Max Frisch 15 Mayıs 1911 yılında Zürih’te dünyaya geldi. 1942 yılında Zürih Üniversitesi Alman Filolojisi eğitimi alırken babasının ölümü üzerine maddi sıkıntılar yüzünden okulu yarım bıraktı. Bir gazetede muhabir olarak çalışmaya başladı.

1942 yılında Zürih kentinin düzenlediği bir mimari yarışmada ilk ödülünü aldı. Kendi mimarlık bürosunu açtı. 1949 yılında inşa edilmiş ve Frisch’in en büyük tek mimari yapısı günümüze kültür anıtı olarak kalmıştır. 1947 yılında Bertolt Brecht ve Friedrich Dürrenmatt ile tanışmıştır.

1951 yılında kazandığı bir burs 1 yıl ABD’de oturmasını sağlamıştır. 1954 yılından ailesinden ayrılmış mimarlık bürosunu kapatmış bundan sonra sadece yazar olarak yaşamaya karar vermiştir.

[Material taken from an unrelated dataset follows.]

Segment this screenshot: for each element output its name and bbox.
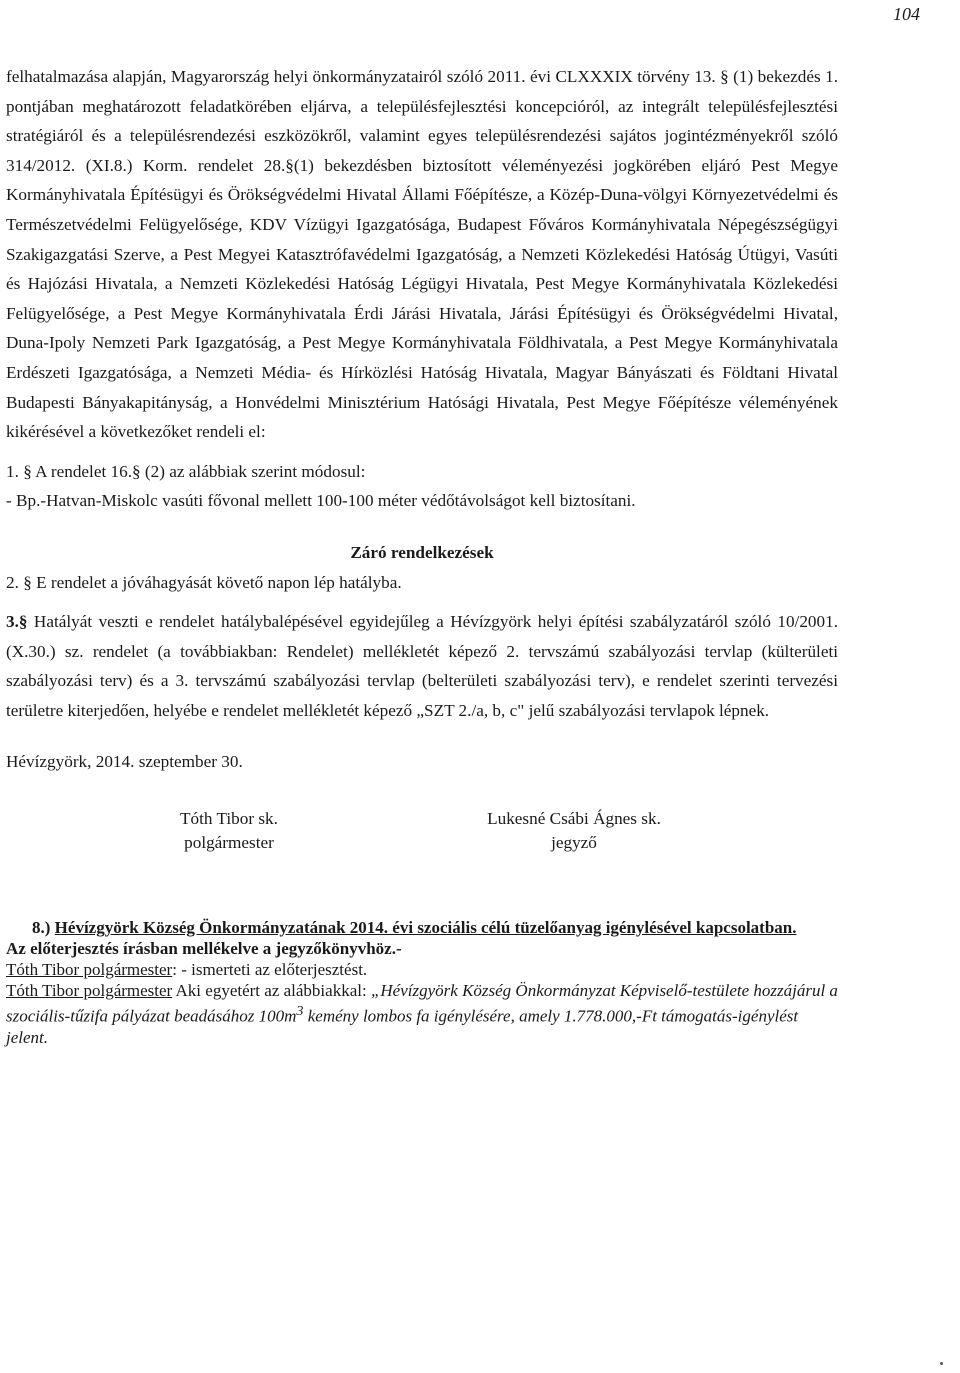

1991 yılında Max Frisch Zürih’teki evinde kanserden dolayı hayata veda etmiştir. Mezarı bulunmayan yazarın külleri arkadaşları tarafından ateşte savrulmuştur. Frisch eserlerinde ülkesi İsviçre’yi sorgulamıştır. Kimlik problemi altında toplumların kimlik problemlerini tartışmaya açmıştır. Kıvrak zekâsı ve kurgulamalara yer verdiği kitapları ile dikkatleri üzerine çekmiştir.

Kaynak: Kidega.com

FRISCH yazımının özellikleri:
  • Birey kendi kimliğine nasıl ulaşabilir?
  • İnsan kendi biyografisini nasıl oluşturabilir?
  • İnsan hayatında bilimin ve zihnin rolü çerçevesinde, doğa-insan ilişkilerinde insanın yetersizlikleri.
  • Toplumda insana yüklenen kimlik ile kişinin kendi olmak istediği kimlik arasındaki uyuşmazlık.
  • Max Frisch en fazla kimlik problemi üzerinde durmuştur. “Kendine bir kimlik çizmemelisin” (du sollst dir kein Bildnis machen) cümlesi adeta Max Frisch’le özdeşleşmiş bir cümledir.
  • Okurlarına kesin doğrular, çözümlenmiş sorunlar göstermek istemez. Sorulara yanıt vermek yerine yanıtlarını açık bırakmak okurun kendi yanıtını bulmasını sağlamak ister.
  • Okur, kendine verilen şablonları kabullenen birisi değil, yazarın ortağıdır.
STİLLER ANALİZİ

Romanda, Stiller’in ana ilişkileri altı kişiyle gelişir

  1. Stiller ve eşi Julika
  2. Savcı Rolf ve eşi Sibylee
  3. Stiller ve sevgilisi Sibylee
  4. Stiller ve gardiyan 
  5. Stiller ve avukat
  6. Stiller ve kardeşi
Romanda ele alınan temalar:
  • Toplum düzeniyle çatışma.

Burjuva düzeninin köhneleşmiş ve köleleştirici yapısına karşı bir eleştiri vardır. Modern ve uygar gibi görünen ülkelerde bile belli bir düzene uyma sıkıntısı yaşanır. Roman kahramanı Stiller olmadığını ileri sürerken gerek kişisel, gerek toplumsal tepkilerle, toplum düzeniyle (savcıyla, yargıyla, vs.) çatışır.  Bu çatışmada, kahramanın iç dünyasını, kişiliğini (kim olduğunu pek anlayamadığımız) ve kimlik arayışını görürüz.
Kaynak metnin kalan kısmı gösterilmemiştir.